Back to the pamphlet:

If the principle is fully accepted, then the refusal of consent must also be fully accepted and become the basis of policy. There is no consent inside Northern Ireland to constitutional change, therefore it is perverse for anyone subscribing to the consent principle to put forward proposals which do require such change, without at the very least putting forward substantive arguments as to why such consent might be obtained.

All those arguments remain valid. There is no evidence of a likely outcome to a border poll that would beckon a United Ireland. As with the present debate around an Irish Language Act, there is no agreed position within nationalism, never mind more widely, as to what would be an acceptable framework around which everyone might coalesce.
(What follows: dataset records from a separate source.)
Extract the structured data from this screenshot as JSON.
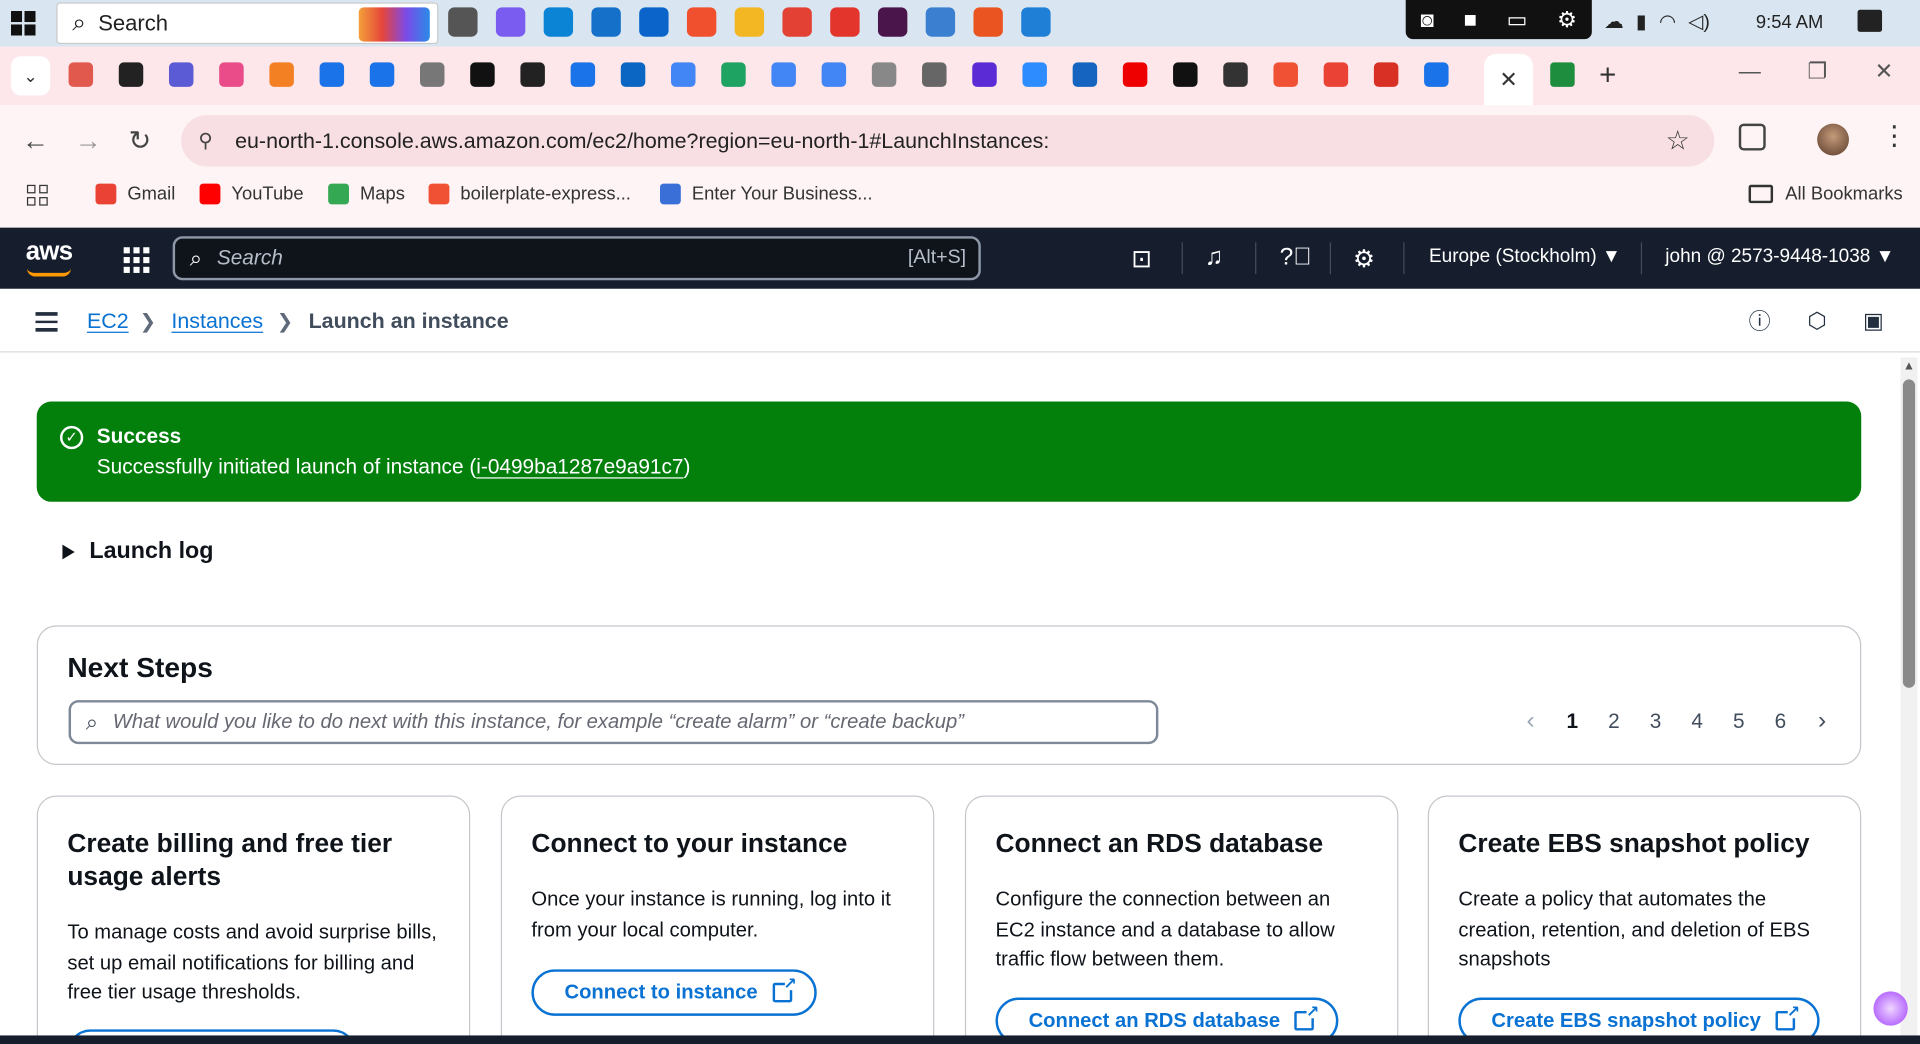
{
  "taskbar": {
    "search_label": "Search",
    "time": "9:54 AM",
    "app_icons": [
      "task-view-icon",
      "copilot-icon",
      "edge-icon",
      "store-icon",
      "outlook-icon",
      "brave-icon",
      "file-explorer-icon",
      "chrome-icon",
      "wps-icon",
      "slack-icon",
      "remote-desktop-icon",
      "ubuntu-icon",
      "vscode-icon"
    ],
    "app_colors": [
      "#555",
      "#7b5cf0",
      "#0b84d6",
      "#1570c9",
      "#0a64c9",
      "#f0502d",
      "#f2b722",
      "#e34133",
      "#e3352b",
      "#4a154b",
      "#3a7fd0",
      "#e95420",
      "#1f7fd6"
    ]
  },
  "browser": {
    "tab_favicon_colors": [
      "#e1584c",
      "#222",
      "#5b5bd6",
      "#ea4c89",
      "#f48024",
      "#1a73e8",
      "#1a73e8",
      "#777",
      "#111",
      "#222",
      "#1a73e8",
      "#0a66c2",
      "#4285f4",
      "#1ea362",
      "#4285f4",
      "#4285f4",
      "#888",
      "#666",
      "#5b2bd6",
      "#2d8cff",
      "#1565c0",
      "#e00",
      "#111",
      "#333",
      "#f05033",
      "#ea4335",
      "#d93025",
      "#1a73e8"
    ],
    "url": "eu-north-1.console.aws.amazon.com/ec2/home?region=eu-north-1#LaunchInstances:",
    "bookmarks": [
      {
        "label": "Gmail",
        "color": "#ea4335"
      },
      {
        "label": "YouTube",
        "color": "#ff0000"
      },
      {
        "label": "Maps",
        "color": "#34a853"
      },
      {
        "label": "boilerplate-express...",
        "color": "#f05033"
      },
      {
        "label": "Enter Your Business...",
        "color": "#3b6fd8"
      }
    ],
    "all_bookmarks": "All Bookmarks"
  },
  "aws_header": {
    "logo": "aws",
    "search_placeholder": "Search",
    "search_shortcut": "[Alt+S]",
    "region": "Europe (Stockholm) ▼",
    "account": "john @ 2573-9448-1038 ▼"
  },
  "breadcrumb": {
    "items": [
      "EC2",
      "Instances",
      "Launch an instance"
    ]
  },
  "flash": {
    "header": "Success",
    "message_prefix": "Successfully initiated launch of instance (",
    "instance_id": "i-0499ba1287e9a91c7",
    "message_suffix": ")"
  },
  "launch_log": "Launch log",
  "next_steps": {
    "title": "Next Steps",
    "search_placeholder": "What would you like to do next with this instance, for example “create alarm” or “create backup”",
    "pages": [
      "1",
      "2",
      "3",
      "4",
      "5",
      "6"
    ],
    "current_page": "1"
  },
  "cards": [
    {
      "title": "Create billing and free tier usage alerts",
      "body": "To manage costs and avoid surprise bills, set up email notifications for billing and free tier usage thresholds.",
      "button": ""
    },
    {
      "title": "Connect to your instance",
      "body": "Once your instance is running, log into it from your local computer.",
      "button": "Connect to instance"
    },
    {
      "title": "Connect an RDS database",
      "body": "Configure the connection between an EC2 instance and a database to allow traffic flow between them.",
      "button": "Connect an RDS database"
    },
    {
      "title": "Create EBS snapshot policy",
      "body": "Create a policy that automates the creation, retention, and deletion of EBS snapshots",
      "button": "Create EBS snapshot policy"
    }
  ],
  "colors": {
    "aws_nav": "#161e2d",
    "success": "#037f0c",
    "link": "#0972d3"
  }
}
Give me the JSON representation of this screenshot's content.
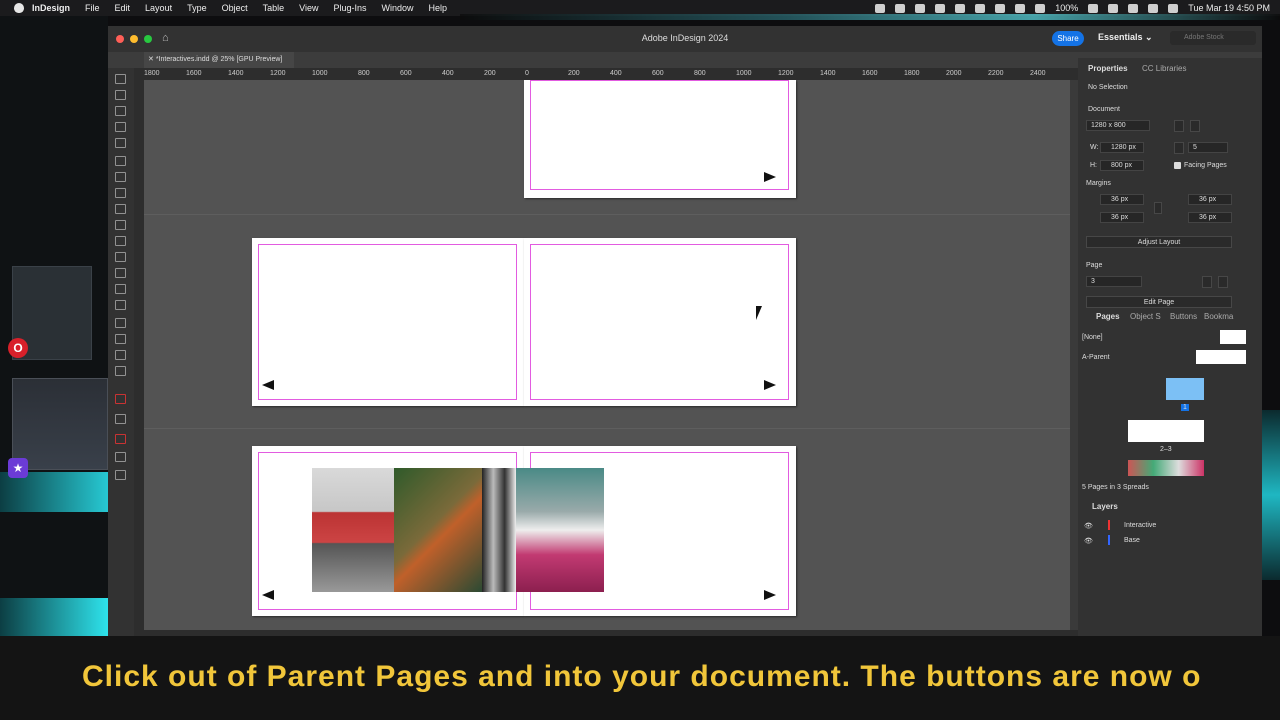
{
  "menubar": {
    "app": "InDesign",
    "items": [
      "File",
      "Edit",
      "Layout",
      "Type",
      "Object",
      "Table",
      "View",
      "Plug-Ins",
      "Window",
      "Help"
    ],
    "battery": "100%",
    "datetime": "Tue Mar 19  4:50 PM"
  },
  "window": {
    "title": "Adobe InDesign 2024",
    "share": "Share",
    "workspace": "Essentials",
    "stock_placeholder": "Adobe Stock",
    "doc_tab": "*Interactives.indd @ 25% [GPU Preview]"
  },
  "ruler": {
    "labels": [
      "1800",
      "1600",
      "1400",
      "1200",
      "1000",
      "800",
      "600",
      "400",
      "200",
      "0",
      "200",
      "400",
      "600",
      "800",
      "1000",
      "1200",
      "1400",
      "1600",
      "1800",
      "2000",
      "2200",
      "2400"
    ]
  },
  "panel": {
    "tabs": [
      "Properties",
      "CC Libraries"
    ],
    "no_selection": "No Selection",
    "document_label": "Document",
    "size_preset": "1280 x 800",
    "w_label": "W:",
    "width": "1280 px",
    "h_label": "H:",
    "height": "800 px",
    "pages_count": "5",
    "facing_pages": "Facing Pages",
    "margins_label": "Margins",
    "margin_top": "36 px",
    "margin_bottom": "36 px",
    "margin_inside": "36 px",
    "margin_outside": "36 px",
    "adjust_layout": "Adjust Layout",
    "page_label": "Page",
    "page_value": "3",
    "edit_page": "Edit Page"
  },
  "pages_panel": {
    "tabs": [
      "Pages",
      "Object S",
      "Buttons",
      "Bookma"
    ],
    "none": "[None]",
    "parent": "A-Parent",
    "page1_num": "1",
    "spread2_label": "2–3",
    "summary": "5 Pages in 3 Spreads"
  },
  "layers_panel": {
    "title": "Layers",
    "layers": [
      "Interactive",
      "Base"
    ]
  },
  "caption": "Click out of Parent Pages and into your document. The buttons are now o"
}
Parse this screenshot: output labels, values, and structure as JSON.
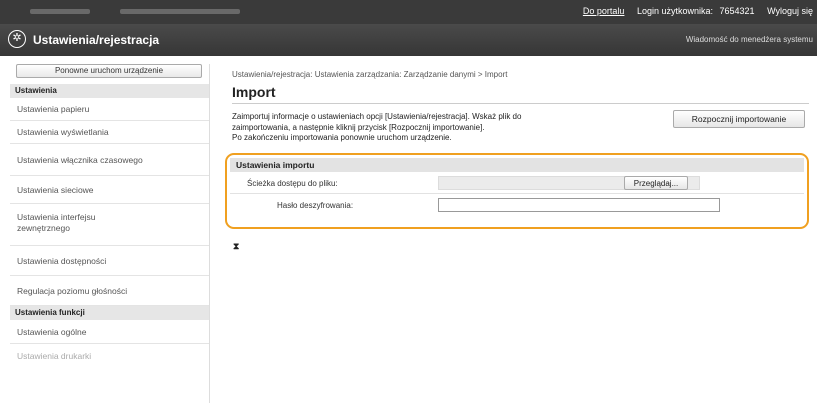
{
  "topbar": {
    "portal_link": "Do portalu",
    "login_label": "Login użytkownika:",
    "user_id": "7654321",
    "logout_link": "Wyloguj się"
  },
  "header": {
    "title": "Ustawienia/rejestracja",
    "message_link": "Wiadomość do menedżera systemu"
  },
  "sidebar": {
    "restart_button": "Ponowne uruchom urządzenie",
    "sections": [
      {
        "heading": "Ustawienia",
        "items": [
          {
            "label": "Ustawienia papieru"
          },
          {
            "label": "Ustawienia wyświetlania"
          },
          {
            "label": "Ustawienia włącznika czasowego"
          },
          {
            "label": "Ustawienia sieciowe"
          },
          {
            "label": "Ustawienia interfejsu zewnętrznego"
          },
          {
            "label": "Ustawienia dostępności"
          },
          {
            "label": "Regulacja poziomu głośności"
          }
        ]
      },
      {
        "heading": "Ustawienia funkcji",
        "items": [
          {
            "label": "Ustawienia ogólne"
          },
          {
            "label": "Ustawienia drukarki"
          }
        ]
      }
    ]
  },
  "main": {
    "breadcrumb": "Ustawienia/rejestracja: Ustawienia zarządzania: Zarządzanie danymi > Import",
    "title": "Import",
    "description_line1": "Zaimportuj informacje o ustawieniach opcji [Ustawienia/rejestracja]. Wskaż plik do",
    "description_line2": "zaimportowania, a następnie kliknij przycisk [Rozpocznij importowanie].",
    "description_line3": "Po zakończeniu importowania ponownie uruchom urządzenie.",
    "start_button": "Rozpocznij importowanie",
    "settings": {
      "heading": "Ustawienia importu",
      "file_path_label": "Ścieżka dostępu do pliku:",
      "browse_button": "Przeglądaj...",
      "password_label": "Hasło deszyfrowania:",
      "password_value": ""
    },
    "top_link": "⧗"
  },
  "colors": {
    "topbar_bg": "#3a3a3a",
    "header_bg": "#3f3f3f",
    "highlight": "#f0a020"
  }
}
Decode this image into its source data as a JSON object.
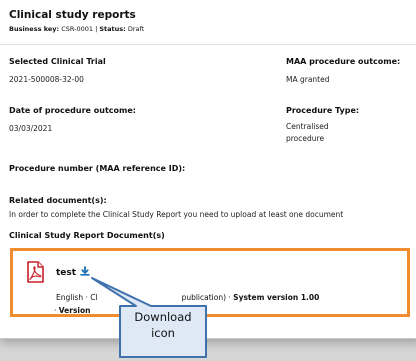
{
  "header": {
    "title": "Clinical study reports",
    "business_key_label": "Business key:",
    "business_key": "CSR-0001",
    "separator": "|",
    "status_label": "Status:",
    "status": "Draft"
  },
  "fields": {
    "selected_trial_label": "Selected Clinical Trial",
    "selected_trial_value": "2021-500008-32-00",
    "maa_outcome_label": "MAA procedure outcome:",
    "maa_outcome_value": "MA granted",
    "date_label": "Date of procedure outcome:",
    "date_value": "03/03/2021",
    "procedure_type_label": "Procedure Type:",
    "procedure_type_line1": "Centralised",
    "procedure_type_line2": "procedure",
    "procedure_number_label": "Procedure number (MAA reference ID):"
  },
  "related": {
    "label": "Related document(s):",
    "instruction": "In order to complete the Clinical Study Report you need to upload at least one document",
    "section_label": "Clinical Study Report Document(s)"
  },
  "document": {
    "name": "test",
    "icon": "pdf-icon",
    "download_icon": "download-icon",
    "meta_prefix": "English · Cl",
    "meta_suffix": "publication) · ",
    "system_version": "System version 1.00",
    "meta_line2_prefix": "· ",
    "version_text": "Version"
  },
  "annotation": {
    "line1": "Download",
    "line2": "icon"
  },
  "colors": {
    "highlight_border": "#f08c2d",
    "callout_fill": "#dfe9f5",
    "callout_border": "#3f72ad",
    "pdf_red": "#c8202a",
    "download_blue": "#1d6fb8"
  }
}
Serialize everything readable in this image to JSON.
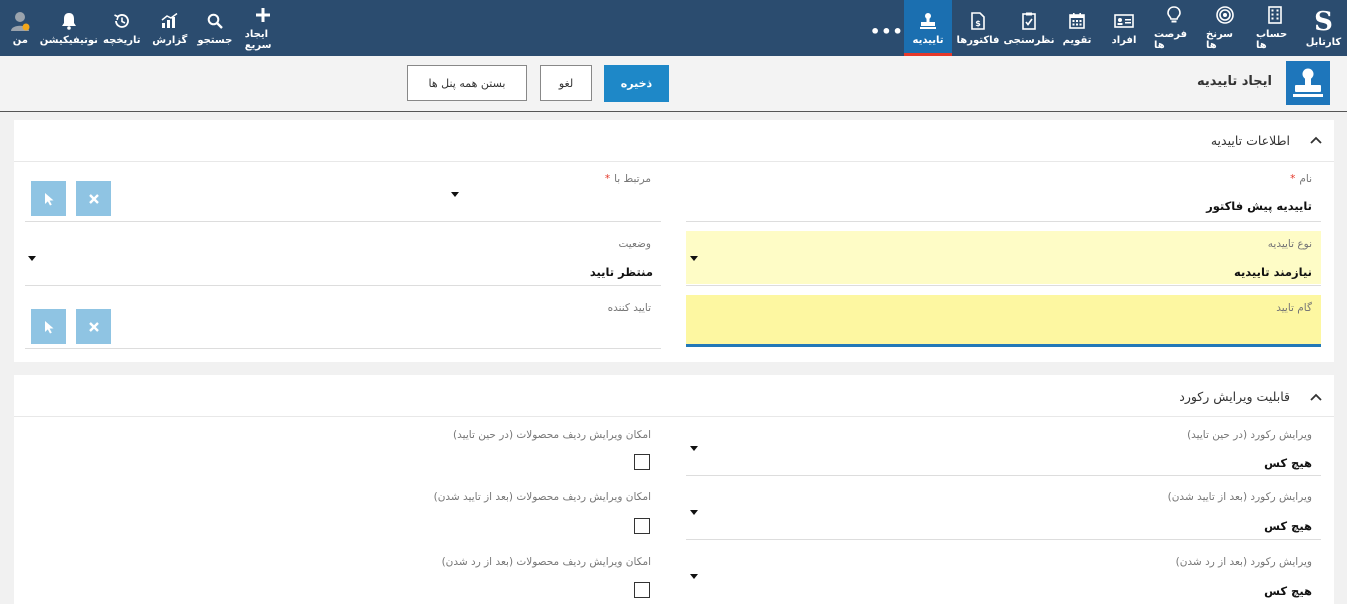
{
  "nav": {
    "logo": "S",
    "logo_label": "کارتابل",
    "items": [
      {
        "label": "حساب ها",
        "icon": "building-icon"
      },
      {
        "label": "سرنخ ها",
        "icon": "target-icon"
      },
      {
        "label": "فرصت ها",
        "icon": "lightbulb-icon"
      },
      {
        "label": "افراد",
        "icon": "contact-card-icon"
      },
      {
        "label": "تقویم",
        "icon": "calendar-icon"
      },
      {
        "label": "نظرسنجی",
        "icon": "clipboard-check-icon"
      },
      {
        "label": "فاکتورها",
        "icon": "invoice-icon"
      },
      {
        "label": "تاییدیه",
        "icon": "stamp-icon",
        "active": true
      }
    ],
    "more": "•••",
    "left_items": [
      {
        "label": "ایجاد سریع",
        "icon": "plus-icon"
      },
      {
        "label": "جستجو",
        "icon": "search-icon"
      },
      {
        "label": "گزارش",
        "icon": "chart-icon"
      },
      {
        "label": "تاریخچه",
        "icon": "history-icon"
      },
      {
        "label": "نوتیفیکیشن",
        "icon": "bell-icon"
      },
      {
        "label": "من",
        "icon": "user-avatar-icon"
      }
    ],
    "active_color": "#1b6fb0",
    "active_underline": "#e5382a"
  },
  "header": {
    "title": "ایجاد تاییدیه",
    "icon": "stamp-icon",
    "save_label": "ذخیره",
    "cancel_label": "لغو",
    "close_panels_label": "بستن همه پنل ها"
  },
  "section1": {
    "title": "اطلاعات تاییدیه",
    "fields": {
      "name_label": "نام",
      "name_value": "تاییدیه پیش فاکتور",
      "related_label": "مرتبط با",
      "type_label": "نوع تاییدیه",
      "type_value": "نیازمند تاییدیه",
      "status_label": "وضعیت",
      "status_value": "منتظر تایید",
      "step_label": "گام تایید",
      "approver_label": "تایید کننده",
      "required_mark": "*"
    }
  },
  "section2": {
    "title": "قابلیت ویرایش رکورد",
    "right_fields": [
      {
        "label": "ویرایش رکورد (در حین تایید)",
        "value": "هیچ کس"
      },
      {
        "label": "ویرایش رکورد (بعد از تایید شدن)",
        "value": "هیچ کس"
      },
      {
        "label": "ویرایش رکورد (بعد از رد شدن)",
        "value": "هیچ کس"
      }
    ],
    "left_checks": [
      {
        "label": "امکان ویرایش ردیف محصولات (در حین تایید)",
        "checked": false
      },
      {
        "label": "امکان ویرایش ردیف محصولات (بعد از تایید شدن)",
        "checked": false
      },
      {
        "label": "امکان ویرایش ردیف محصولات (بعد از رد شدن)",
        "checked": false
      }
    ]
  }
}
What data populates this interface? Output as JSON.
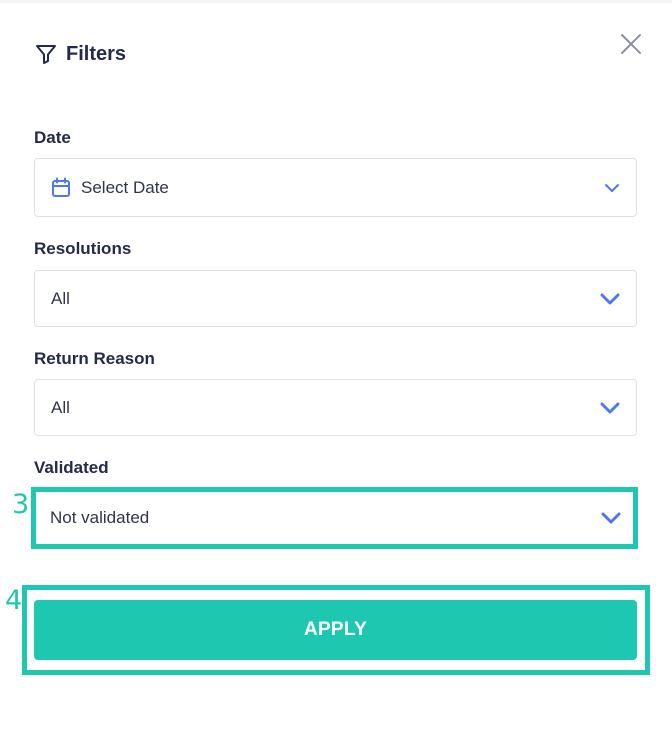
{
  "panel": {
    "title": "Filters",
    "icons": {
      "filter": "filter-icon",
      "close": "close-icon",
      "calendar": "calendar-icon",
      "chevron": "chevron-down-icon"
    }
  },
  "filters": {
    "date": {
      "label": "Date",
      "value": "Select Date"
    },
    "resolutions": {
      "label": "Resolutions",
      "value": "All"
    },
    "return_reason": {
      "label": "Return Reason",
      "value": "All"
    },
    "validated": {
      "label": "Validated",
      "value": "Not validated"
    }
  },
  "apply_label": "APPLY",
  "annotations": {
    "validated_marker": "3",
    "apply_marker": "4"
  },
  "colors": {
    "accent": "#1ec8b0",
    "text": "#232a4b",
    "chevron": "#4a78ee",
    "border": "#dde0e8"
  }
}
The pamphlet also went on to make the following point:

Recognition of the realities of these limitations would open up the potential for those constructive developments in relationships which all intelligent Irish people, north and south of the border, would like to see. And it would also help to dissolve the rigid mental borders between unionist and nationalist which continue to diminish us.

That judgement also remains as true today as it did 23 years ago.

Thankfully, the present UK Government has made its position unequivocal, stating that it holds responsibility for “good governance in Northern Ireland”:

“…in the absence of devolved government, it is ultimately for the United Kingdom Government to provide the certainty over delivery of public services and good governance in Northern Ireland, as part of the United Kingdom. This is consistent with our obligations under the Belfast Agreement.”

“We will never countenance any arrangement, such as Joint Authority, inconsistent with the principle of consent in the Agreement.”